Panot hatte sich anfänglich geweigert, den Überfall der Hamas am 7. Oktober als „Terror“ zu benennen und hatte von „Kriegsverbrechen des bewaffneten Arms“ der Palästinenser gesprochen. Rima Hassan, die in ihrem Wahlkampf die Solidarität mit Palästina zum zentralen Thema macht, war von den Demonstrierenden in der Rue Saint-Guillaume mit Beifall bedacht worden, als sie den Demonstrierenden zu rief: „Ihr seid die Ehre unseres Landes!“ Sie verlangt einen „sofortigen Waffenstillstand“ und bezeichnet die „weder zu rechtfertigenden noch legitimen“ Bombardierungen des Gazastreifens durch die israelische Armee als „Kriegsverbrechen oder Verbrechen gegen die Menschlichkeit“.
Weitere propalästinensische Aktionen sind laut Libération in den kommenden Tagen an den Universitäten von Grenoble, Rennes, Lille und Lyon geplant. Die größte Gewerkschaft der Studierenden, die Unef, ruft zu einem „Aufstand gegen die Repression und für den Frieden in Gaza“ auf. Das bisher eher isolierte Beispiel von Sciences-Po müsse Schule machen, meint Unef-Sprecherin Eléonore Schmitt: „Diese Mobilisierung hat eine Bresche geschlagen. Jetzt ist der Zeitpunkt gekommen, um zu zeigen, dass die Jugend sich bewegt.“
Spaltung in der französischen Linken
Die Frage der Unterstützung Israels, der Solidarität mit Palästina und die klare Abgrenzung vom Terrorismus und vom Antisemitismus spaltet heute mehr denn je die französische Linke. Manche ihrer prominenten Wortführer reden nicht mehr miteinander. Bei einem Galadinner aus Anlass des 120-jährigen Bestehens der kommunistischen Zeitung L’Humanité am 20. April mussten der LFI-Gründer Jean-Luc Mélenchon und der Sozialist Jérôme Guedj an entgegengesetzten Plätzen am Tisch platziert werden, berichtet La Tribune du Dimanche.
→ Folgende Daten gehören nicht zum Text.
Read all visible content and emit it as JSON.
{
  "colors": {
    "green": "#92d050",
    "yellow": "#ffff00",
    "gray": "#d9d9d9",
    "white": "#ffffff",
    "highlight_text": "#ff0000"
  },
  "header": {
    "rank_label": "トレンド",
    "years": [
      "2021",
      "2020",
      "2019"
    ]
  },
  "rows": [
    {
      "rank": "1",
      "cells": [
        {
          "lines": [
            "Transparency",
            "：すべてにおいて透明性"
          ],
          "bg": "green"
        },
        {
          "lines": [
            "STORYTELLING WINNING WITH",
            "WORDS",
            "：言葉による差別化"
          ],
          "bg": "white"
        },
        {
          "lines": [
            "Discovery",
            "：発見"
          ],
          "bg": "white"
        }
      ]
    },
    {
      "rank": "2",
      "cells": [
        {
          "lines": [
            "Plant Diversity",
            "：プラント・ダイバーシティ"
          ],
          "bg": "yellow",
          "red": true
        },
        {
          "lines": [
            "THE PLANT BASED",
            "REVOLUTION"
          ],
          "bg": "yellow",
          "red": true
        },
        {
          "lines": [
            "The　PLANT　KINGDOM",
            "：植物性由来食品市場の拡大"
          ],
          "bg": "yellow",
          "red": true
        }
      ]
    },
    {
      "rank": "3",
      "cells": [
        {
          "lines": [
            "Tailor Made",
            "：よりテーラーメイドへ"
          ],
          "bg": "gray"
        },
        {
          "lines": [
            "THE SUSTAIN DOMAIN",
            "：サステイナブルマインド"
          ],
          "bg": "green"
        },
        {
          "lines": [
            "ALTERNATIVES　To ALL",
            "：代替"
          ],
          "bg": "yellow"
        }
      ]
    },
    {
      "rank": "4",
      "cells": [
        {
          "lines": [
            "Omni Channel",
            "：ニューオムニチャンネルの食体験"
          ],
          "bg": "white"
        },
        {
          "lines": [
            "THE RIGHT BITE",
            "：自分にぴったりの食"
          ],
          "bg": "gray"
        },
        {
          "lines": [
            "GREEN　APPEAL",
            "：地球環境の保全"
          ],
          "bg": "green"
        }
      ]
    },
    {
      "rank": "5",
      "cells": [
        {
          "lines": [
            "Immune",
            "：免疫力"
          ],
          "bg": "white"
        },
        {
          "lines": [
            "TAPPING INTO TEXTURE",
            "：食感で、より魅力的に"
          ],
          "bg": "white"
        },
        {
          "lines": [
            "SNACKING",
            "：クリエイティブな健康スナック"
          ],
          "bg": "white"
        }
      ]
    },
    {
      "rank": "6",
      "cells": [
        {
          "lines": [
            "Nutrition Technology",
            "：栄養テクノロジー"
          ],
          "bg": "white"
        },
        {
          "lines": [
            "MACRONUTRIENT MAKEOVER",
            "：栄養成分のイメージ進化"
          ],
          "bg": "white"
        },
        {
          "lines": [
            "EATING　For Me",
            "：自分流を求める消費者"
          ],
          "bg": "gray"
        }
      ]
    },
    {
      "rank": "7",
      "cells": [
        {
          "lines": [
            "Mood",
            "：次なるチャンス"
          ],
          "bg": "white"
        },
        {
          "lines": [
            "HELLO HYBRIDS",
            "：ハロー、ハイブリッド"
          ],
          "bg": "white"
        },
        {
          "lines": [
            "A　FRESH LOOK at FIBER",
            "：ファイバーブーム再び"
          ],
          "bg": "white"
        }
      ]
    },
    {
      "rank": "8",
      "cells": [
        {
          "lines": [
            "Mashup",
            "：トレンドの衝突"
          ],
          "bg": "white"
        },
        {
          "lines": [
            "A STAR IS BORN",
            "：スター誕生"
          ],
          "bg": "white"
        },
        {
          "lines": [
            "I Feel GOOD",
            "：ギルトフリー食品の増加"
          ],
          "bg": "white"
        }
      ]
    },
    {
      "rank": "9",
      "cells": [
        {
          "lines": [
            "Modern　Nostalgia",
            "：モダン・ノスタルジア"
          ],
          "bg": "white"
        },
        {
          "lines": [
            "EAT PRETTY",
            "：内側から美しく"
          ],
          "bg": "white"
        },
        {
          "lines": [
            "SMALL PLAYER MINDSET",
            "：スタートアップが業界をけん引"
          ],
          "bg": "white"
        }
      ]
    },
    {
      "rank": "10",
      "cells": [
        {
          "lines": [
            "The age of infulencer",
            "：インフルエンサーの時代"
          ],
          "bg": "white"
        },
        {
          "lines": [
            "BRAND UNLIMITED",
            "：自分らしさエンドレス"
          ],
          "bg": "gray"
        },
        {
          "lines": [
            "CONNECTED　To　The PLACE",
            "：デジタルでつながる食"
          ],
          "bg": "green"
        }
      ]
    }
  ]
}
Guedj beschuldigt LFI, den Nahost-Konflikt zu einer „identitären Debatte“ im Sinn einer Entkolonisierungsideologie aus wahlpolitischen Interessen zu instrumentalisieren. Man könne links und gegen Netanjahu sein, ohne deswegen zu einem Boykott der ganzen israelischen Gesellschaft aufzurufen. Die von LFI betriebene Polarisierung sei „ein Gift“ für die Linke in Frankreich. Mélenchon dagegen wirft Sozialisten und Grünen vor, nicht klar von einem Genozid in Gaza zu reden und sich so mitschuldig zu machen.
Und der ehemalige Präsidentschaftskandidat der vereinigten Linken Nupes goss Öl ins Feuer: Als an der Universität Lille eine Palästina-Veranstaltung, an der er als Hauptredner auftreten sollte, verboten wurde, verglich Mélenchon den Uni-Präsidenten mit Adolf Eichmann, der ebenfalls argumentiert habe, er respektiere bloß die geltenden Gesetze.